Moth of the Week: Declana atronivea (Geometridae)
From the desk of Dr Barbara Anderson
The astute among you will notice that this week's moth bears some resemblance to our very first moth of the week (Declana egregia) and they share the same first name. Naming of species in science, the so called Latin names are back to front compared to how we (in English) normally use names. The science names are "Latin" because they are latinised even though the names themselves are often derived from other languages, for instance English, Greek and in NZ Māori.
The Latin name is made up of two parts the genus name followed by the specific epithet. The genus name indicates the immediate close relatives of a species and is similar to how we in English use a surname or perhaps a hapu grouping. The species epiphet is second and each species within the genus has a different specific epiphet (just like brothers and sisters in the same family have different first names so we can tell who we are talking about - or calling for dinner).
All species have two names which together make a unique name for that species (the Latin binomial). There is usually more than one species in a genus (but not always - evolution is a tricky thing) and many very different species may have the same specific epithet (the second part). But together the pair is always unique no two species have the same combination. This is just one of the many things that a taxonomist like Dr Robert Hoare has to check before they name a new species. If you are wondering how someone might end up being a taxonomist, the Science Learning Hub has a wonderful short video about Robert's passion for moths.
The genus Declana for instance has 11 named species (there may be more that aren't yet discovered, described or named; see A Photographic Guide to Moths & Butterflies of New Zealand by Robert Hoare). In New Zealand some form of New Zealand is common as a specific epiphet. A quick goggle search shows a grass Festuca novae-zelandiae; a large tree Laurelia novae-zelandiae; and a fern Blechnum novoae-zelandiae; another grass Koeleria novozelandica; a mollusc Hunkydora novozelandica; and many others.

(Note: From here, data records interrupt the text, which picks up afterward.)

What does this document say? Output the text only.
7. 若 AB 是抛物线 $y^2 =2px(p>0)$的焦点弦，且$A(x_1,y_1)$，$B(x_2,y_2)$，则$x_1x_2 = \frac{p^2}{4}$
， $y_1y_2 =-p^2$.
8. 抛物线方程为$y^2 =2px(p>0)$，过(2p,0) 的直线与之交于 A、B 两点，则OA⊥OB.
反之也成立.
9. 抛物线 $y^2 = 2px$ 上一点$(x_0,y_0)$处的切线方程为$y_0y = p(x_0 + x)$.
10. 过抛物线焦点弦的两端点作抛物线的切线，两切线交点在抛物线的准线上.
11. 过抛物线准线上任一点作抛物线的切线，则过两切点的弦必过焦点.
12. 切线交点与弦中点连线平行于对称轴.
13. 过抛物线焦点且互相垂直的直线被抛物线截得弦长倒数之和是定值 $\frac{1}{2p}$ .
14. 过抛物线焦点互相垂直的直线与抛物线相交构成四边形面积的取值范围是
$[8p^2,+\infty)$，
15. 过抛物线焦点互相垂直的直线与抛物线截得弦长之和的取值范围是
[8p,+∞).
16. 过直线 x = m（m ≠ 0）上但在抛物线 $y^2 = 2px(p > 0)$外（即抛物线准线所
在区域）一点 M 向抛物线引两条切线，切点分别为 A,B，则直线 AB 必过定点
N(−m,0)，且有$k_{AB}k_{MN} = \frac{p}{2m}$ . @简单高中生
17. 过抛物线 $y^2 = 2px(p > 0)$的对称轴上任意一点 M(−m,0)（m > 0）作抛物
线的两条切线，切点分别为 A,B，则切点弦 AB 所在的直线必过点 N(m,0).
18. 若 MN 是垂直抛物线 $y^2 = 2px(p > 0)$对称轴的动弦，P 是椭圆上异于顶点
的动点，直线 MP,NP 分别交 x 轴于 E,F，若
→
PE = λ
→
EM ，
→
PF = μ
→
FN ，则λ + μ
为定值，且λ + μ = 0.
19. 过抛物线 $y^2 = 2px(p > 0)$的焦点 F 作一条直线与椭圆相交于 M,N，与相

I should write something about Declana atronivea itself. All 11 Declana species are endemic to New Zealand (found only in New Zealand and nowhere else in the world; see A Photographic Guide to Moths & Butterflies of New Zealand by Robert Hoare). Declana atronivea is one of the few Declana species found only in the North Island and normally I wouldn't have chosen a North Island species for Moth of the Week (at least until we get funding for the North island Puka Whakamārama o te Pepe Nui - Beginners' Guide to Macro Moths series). But this week something rather special happened. Following the Kim Hill interview on Saturday, I received the most amazing surprise in the post - a ceramic Declana atronivea (North Island Lichen Moth) hand-made and hand-painted by Rebecca Pubben to hang on my office wall. I've changed the profile picture and banner so you can see both the moth photo and the ceramic from Rebecca side by side and see how amazing it really is. I never expected to get fan mail. And it really has made my week.
Declana atronivea's markings look quite striking but against a lichen background they are fantatsic camoflage. According to Dr Robert the larvae resemble twigs of the host plant covered in lichen. The host plant is the NZ native tree Pseudopanax arboreus commonly known as Five Finger, Puahou or Whauwhaupaku.